Na psicologia junguiana, o sonho é considerado um processo psíquico natural, regulador, análogo aos mecanismos compensatórios do funcionamento corporal. Por isso mesmo, na interpretação dos sonhos de Jung, é importante não pensar nunca que o sonho se esgotou, pois, significados podem ser alterados em sonhos subsequentes havendo, assim, um diálogo que se estende indefinidamente entre o ego e o inconsciente.

 Na prática, é comum entre seres dizer que sonhou com determinado cenário e dias depois sonhar de novo com o mesmo cenário com modificações na postura, idade, vestes de participantes das cenas e outros. Ou seja, sonha-se com um familiar que já faleceu num determinado sonho vendo-o mais jovem e com um tipo de roupa; e noutro a mesma pessoa mais velha com outra vestimenta, outras posturas.

 Na abordagem junguiana dos sonhos há três etapas principais: a compreensão clara dos detalhes exatos dos sonhos; a reunião de associações e ampliações em ordem progressiva, em um ou mais de três níveis: pessoal, cultural e arquétipo; e a colocação do sonho ampliado no contexto da situação vital e do processo de individuação da pessoa que teve o sonho. 
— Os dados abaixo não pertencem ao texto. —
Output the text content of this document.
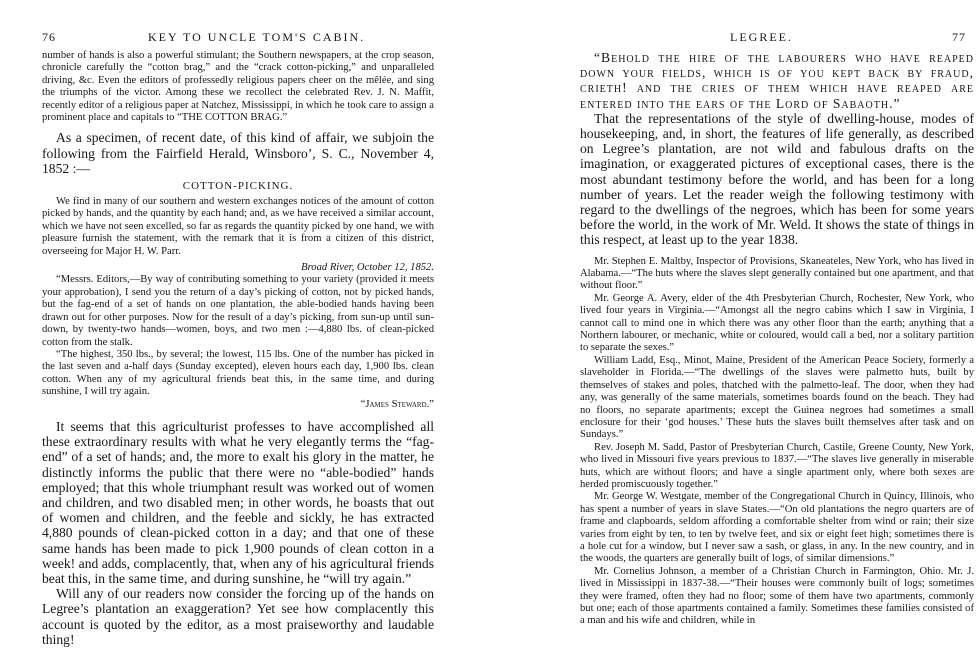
76	KEY TO UNCLE TOM'S CABIN.

number of hands is also a powerful stimulant; the Southern newspapers, at the crop season, chronicle carefully the “cotton brag,” and the “crack cotton-picking,” and unparalleled driving, &c. Even the editors of professedly religious papers cheer on the mêlée, and sing the triumphs of the victor. Among these we recollect the celebrated Rev. J. N. Maffit, recently editor of a religious paper at Natchez, Mississippi, in which he took care to assign a prominent place and capitals to “THE COTTON BRAG.”

As a specimen, of recent date, of this kind of affair, we subjoin the following from the Fairfield Herald, Winsboro’, S. C., November 4, 1852 :—

COTTON-PICKING.

We find in many of our southern and western exchanges notices of the amount of cotton picked by hands, and the quantity by each hand; and, as we have received a similar account, which we have not seen excelled, so far as regards the quantity picked by one hand, we with pleasure furnish the statement, with the remark that it is from a citizen of this district, overseeing for Major H. W. Parr.

Broad River, October 12, 1852.

“Messrs. Editors,—By way of contributing something to your variety (provided it meets your approbation), I send you the return of a day’s picking of cotton, not by picked hands, but the fag-end of a set of hands on one plantation, the able-bodied hands having been drawn out for other purposes. Now for the result of a day’s picking, from sun-up until sun-down, by twenty-two hands—women, boys, and two men :—4,880 lbs. of clean-picked cotton from the stalk.

“The highest, 350 lbs., by several; the lowest, 115 lbs. One of the number has picked in the last seven and a-half days (Sunday excepted), eleven hours each day, 1,900 lbs. clean cotton. When any of my agricultural friends beat this, in the same time, and during sunshine, I will try again.

“James Steward.”

It seems that this agriculturist professes to have accomplished all these extraordinary results with what he very elegantly terms the “fag-end” of a set of hands; and, the more to exalt his glory in the matter, he distinctly informs the public that there were no “able-bodied” hands employed; that this whole triumphant result was worked out of women and children, and two disabled men; in other words, he boasts that out of women and children, and the feeble and sickly, he has extracted 4,880 pounds of clean-picked cotton in a day; and that one of these same hands has been made to pick 1,900 pounds of clean cotton in a week! and adds, complacently, that, when any of his agricultural friends beat this, in the same time, and during sunshine, he “will try again.”

Will any of our readers now consider the forcing up of the hands on Legree’s plantation an exaggeration? Yet see how complacently this account is quoted by the editor, as a most praiseworthy and laudable thing!

LEGREE.	77

“Behold the hire of the labourers who have reaped down your fields, which is of you kept back by fraud, crieth! and the cries of them which have reaped are entered into the ears of the Lord of Sabaoth.”

That the representations of the style of dwelling-house, modes of housekeeping, and, in short, the features of life generally, as described on Legree’s plantation, are not wild and fabulous drafts on the imagination, or exaggerated pictures of exceptional cases, there is the most abundant testimony before the world, and has been for a long number of years. Let the reader weigh the following testimony with regard to the dwellings of the negroes, which has been for some years before the world, in the work of Mr. Weld. It shows the state of things in this respect, at least up to the year 1838.

Mr. Stephen E. Maltby, Inspector of Provisions, Skaneateles, New York, who has lived in Alabama.—“The huts where the slaves slept generally contained but one apartment, and that without floor.”

Mr. George A. Avery, elder of the 4th Presbyterian Church, Rochester, New York, who lived four years in Virginia.—“Amongst all the negro cabins which I saw in Virginia, I cannot call to mind one in which there was any other floor than the earth; anything that a Northern labourer, or mechanic, white or coloured, would call a bed, nor a solitary partition to separate the sexes.”

William Ladd, Esq., Minot, Maine, President of the American Peace Society, formerly a slaveholder in Florida.—“The dwellings of the slaves were palmetto huts, built by themselves of stakes and poles, thatched with the palmetto-leaf. The door, when they had any, was generally of the same materials, sometimes boards found on the beach. They had no floors, no separate apartments; except the Guinea negroes had sometimes a small enclosure for their ‘god houses.’ These huts the slaves built themselves after task and on Sundays.”

Rev. Joseph M. Sadd, Pastor of Presbyterian Church, Castile, Greene County, New York, who lived in Missouri five years previous to 1837.—“The slaves live generally in miserable huts, which are without floors; and have a single apartment only, where both sexes are herded promiscuously together.”

Mr. George W. Westgate, member of the Congregational Church in Quincy, Illinois, who has spent a number of years in slave States.—“On old plantations the negro quarters are of frame and clapboards, seldom affording a comfortable shelter from wind or rain; their size varies from eight by ten, to ten by twelve feet, and six or eight feet high; sometimes there is a hole cut for a window, but I never saw a sash, or glass, in any. In the new country, and in the woods, the quarters are generally built of logs, of similar dimensions.”

Mr. Cornelius Johnson, a member of a Christian Church in Farmington, Ohio. Mr. J. lived in Mississippi in 1837-38.—“Their houses were commonly built of logs; sometimes they were framed, often they had no floor; some of them have two apartments, commonly but one; each of those apartments contained a family. Sometimes these families consisted of a man and his wife and children, while in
  Portanto, a interpretação de um sonho deve ser dada no contexto da vida corrente da pessoa que o tem. Na maioria dos casos – no entendimento de Jung – os sonhos são compensatórios para a visão consciente do ego, com a oferta de um ponto-de-vista mais abrangente, uma vez que o ego tem uma visão limitada da realidade e o sonho manifesta uma tendência de ampliação dessa realidade.

  Uma pessoa sonha -por exemplo – com a praia que sempre frequenta na vida real, um mar calmo onde costuma se banhar com tranquilidade, porém, no sonho, as ondas do mar são violentas e vão lhe engolir e a pessoa acorda apavorada. 

  James analisa também os sonhos como instrumento de diagnóstico, as questões técnicas, as imagens do ego e complexos em sonhos, os temas oníricos comuns, a moldura dos sonhos, o simbolismo em alquimia, sonhos e individuação e as duas tensões da interpretação dos sonhos.

  Observando o que nos parece os desejos dos leitores para entendimento deste tema, focamos no final deste comentário os sonhos oníricos mais comuns e os exemplos abaixo são apenas ilustrativos, relacionados ao incesto, luto, casas, automóveis, álcool e drogas, morte e serpentes. Esses são os enredos mais frequentes entre as pessoas que acontecem nos sonhos.

   A morte, o medo da morte, a aproximação da morte, é muito comum de se apresentar nos sonhos e naquele momento de perigo extremo em que se encontra o sonhador a pessoa acorda e diz, ufa! Que pesadelo, que horror, e fica se remexendo na cama. Os sonhos com a morte devem ser considerados – segundo James A. Haal – “cuidadosamente no contexto, pois a morte de figuras oníricas nunca se refere à morte real”.

  Sobre sonhar com serpentes o autor comenta que as cobras aparecem em sonhos nas variadas formas que exemplificam os inúmeros significados arquétipos, desde o significado fálico (ou serem literalmente associadas ao pênis); como podem ser associadas à sabedoria, à cura de doenças; conflitos (quando se sonha com muitas serpentes); à traição (conceito popular bem arraigado), enfim comporta vários emblemas.

   Há, ademais, entre as pessoas, tensões que passam a preocupar os sonhadores no cotidiano da vida, sobretudo entre as interpretações objetiva (vida normal) e subjetiva (do inconsciente, da psiqué) levando-as a terapia. 

   Haal acentua que “as experiências vígeis e oníricas não estão em oposição primordial. Não há um misterioso mundo onírico em completa oposição ao mundo a um ‘mundo diurno’ totalmente objetivo”. Ou seja, a experiência consciente vígil e a experiência em sonhos constituem complementos “igualmente misteriosos de uma unidade potencial: o processo de individuação. Os sonhos se dissipam com rapidez, mas o mesmo ocorre (embora mais devagar) com as realidades “sólidas” da vida.

  O autor contextualiza: “O sonho é um fragmento de realidade cuja origem é pessoa, mas obscura; cujo significado é fecundo, mas incerto; e cujo destino do mundo vígil está em nossas próprias mãos”.